Esse dinheiro serviu para tudo: empréstimos a países com custos de financiamento muito baixos – em alguns casos, como na Alemanha, as taxas atingiram níveis negativos, ou seja, a Alemanha recebia dinheiro (em forma de juros) por pedir dinheiro emprestado –, aquisição de ETF’s (fundos de investimento negociados em bolsa como se fosse ações) de modo a impulsionar diretamente o mercado de ações e, no caso dos EUA, enviar cheques diretamente para as famílias.

Claro que todo este dinheiro injetado na economia aumentou as dívidas soberanas para níveis estratosféricos, tal como se pode ver no gráfico abaixo.

Olhando de forma relativa e face ao PIB, este valor de dívida representa cerca de 126% do PIB americano, 97,7% do PIB da Zona Euro, e no caso particular de Portugal, 130,5% do nosso PIB (a terceira maior da União Europeia), utilizando os dados mais recentes relativos ao terceiro trimestre de 2021.

Este aumento da dívida permitiu uma recuperação económica de alguns países como nunca antes vista, é certo, mas teve como consequência óbvia uma subida da inflação.

Ora, para tentarem controlar a inflação, a FED e o BCE anunciaram em dezembro passado uma aceleração do ritmo de retirada dos estímulos económicos (o chamado tapering), de modo a terminar com o “quantitative easing” (leia-se, “estímulos monetários”) já em março do próximo ano.

Ou seja, a “impressora” vai parar de imprimir já em março de 2022.

E apesar desta medida poder abrandar o ritmo de subida da inflação (não é garantido que funcione), a verdade é que é certo que vai afetar negativamente o crescimento económico.

Para além dos programas de compra de ativos, os bancos centrais aumentam as taxas de juro para conter a inflação ou cortam as taxas para impulsionar o crescimento. E mais, a FED está a pensar também passar a vender os ativos que andou a comprar, criando pressão do lado da venda.

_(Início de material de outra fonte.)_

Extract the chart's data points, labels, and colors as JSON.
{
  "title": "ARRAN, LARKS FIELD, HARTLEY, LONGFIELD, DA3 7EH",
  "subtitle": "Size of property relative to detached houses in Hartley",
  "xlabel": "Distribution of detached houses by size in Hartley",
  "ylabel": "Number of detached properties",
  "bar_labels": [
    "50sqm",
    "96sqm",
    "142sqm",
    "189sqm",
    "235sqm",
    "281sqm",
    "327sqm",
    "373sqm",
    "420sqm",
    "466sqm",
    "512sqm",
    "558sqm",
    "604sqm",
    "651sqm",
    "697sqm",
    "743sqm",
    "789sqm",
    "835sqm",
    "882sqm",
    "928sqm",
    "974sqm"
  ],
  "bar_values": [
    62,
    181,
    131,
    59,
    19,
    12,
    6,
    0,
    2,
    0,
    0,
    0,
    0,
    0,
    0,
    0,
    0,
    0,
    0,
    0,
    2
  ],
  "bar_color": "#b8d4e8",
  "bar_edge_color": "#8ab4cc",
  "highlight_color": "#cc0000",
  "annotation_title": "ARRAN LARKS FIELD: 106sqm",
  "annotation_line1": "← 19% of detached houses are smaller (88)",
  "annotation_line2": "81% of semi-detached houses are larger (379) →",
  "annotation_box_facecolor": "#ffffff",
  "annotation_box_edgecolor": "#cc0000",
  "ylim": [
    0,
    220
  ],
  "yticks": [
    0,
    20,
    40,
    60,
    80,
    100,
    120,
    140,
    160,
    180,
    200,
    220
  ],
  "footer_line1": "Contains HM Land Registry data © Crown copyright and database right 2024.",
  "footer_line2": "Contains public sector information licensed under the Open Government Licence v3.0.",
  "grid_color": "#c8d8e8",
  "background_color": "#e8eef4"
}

O que é que isto significa?

Bom, até agora os bancos centrais estimularam a economia através de um corte nas taxas de juro para os 0% e com a introdução de programas de compra de ativos. Ora, a partir de agora os bancos centrais vão tentar controlar a inflação subindo as taxas de juro e, em vez de injetarem dinheiro na economia, vão começar a retirá-lo.

Só que há um problema, bem patente na análise ao gráfico abaixo:

Enquanto as expectativas de inflação continuam a subir, sair desta flexibilização quantitativa demasiado cedo poderá causar um crash dos mercados de obrigações e ações. Para além disso, uma subida de apenas um ponto percentual nas taxas de juro, teria o mesmo efeito sobre os mercados financeiros, sobre o sector imobiliário, entre outros sectores.

Ou seja, quando os mercados sofrerem um choque a meio de uma desaceleração económica, acompanhada por uma alta inflação, é aí que surgirá o verdadeiro teste de coragem da Fed e do BCE. E provavelmente quando isso acontecer, teremos os bancos centrais a resgatar a economia da mesma forma que o fizeram nas vezes anteriores, com uma única diferença: na próxima crise terão de injetar mais dinheiro do que da última vez.

Ao fim ao cabo, foi o que ocorreu entre o quarto trimestre de 2018 e o primeiro trimestre de 2019, após a tentativa anterior da Fed de elevar as taxas e reverter a flexibilização quantitativa. Na altura, os mercados de obrigações e de ações afundaram-se, e a Fed interrompeu o endurecimento da política.

Tudo isto aconteceu um ano antes do covid-19 dominar a economia e forçar a Fed e outros bancos centrais a adotar políticas monetárias não convencionais sem precedentes, enquanto os governos engendravam os maiores défices fiscais desde a Grande Depressão.

Em conclusão, ambos os bancos centrais estão reféns das políticas de estímulo que adotaram, pois se agora as alterarem poderão provocar um choque económico ainda maior.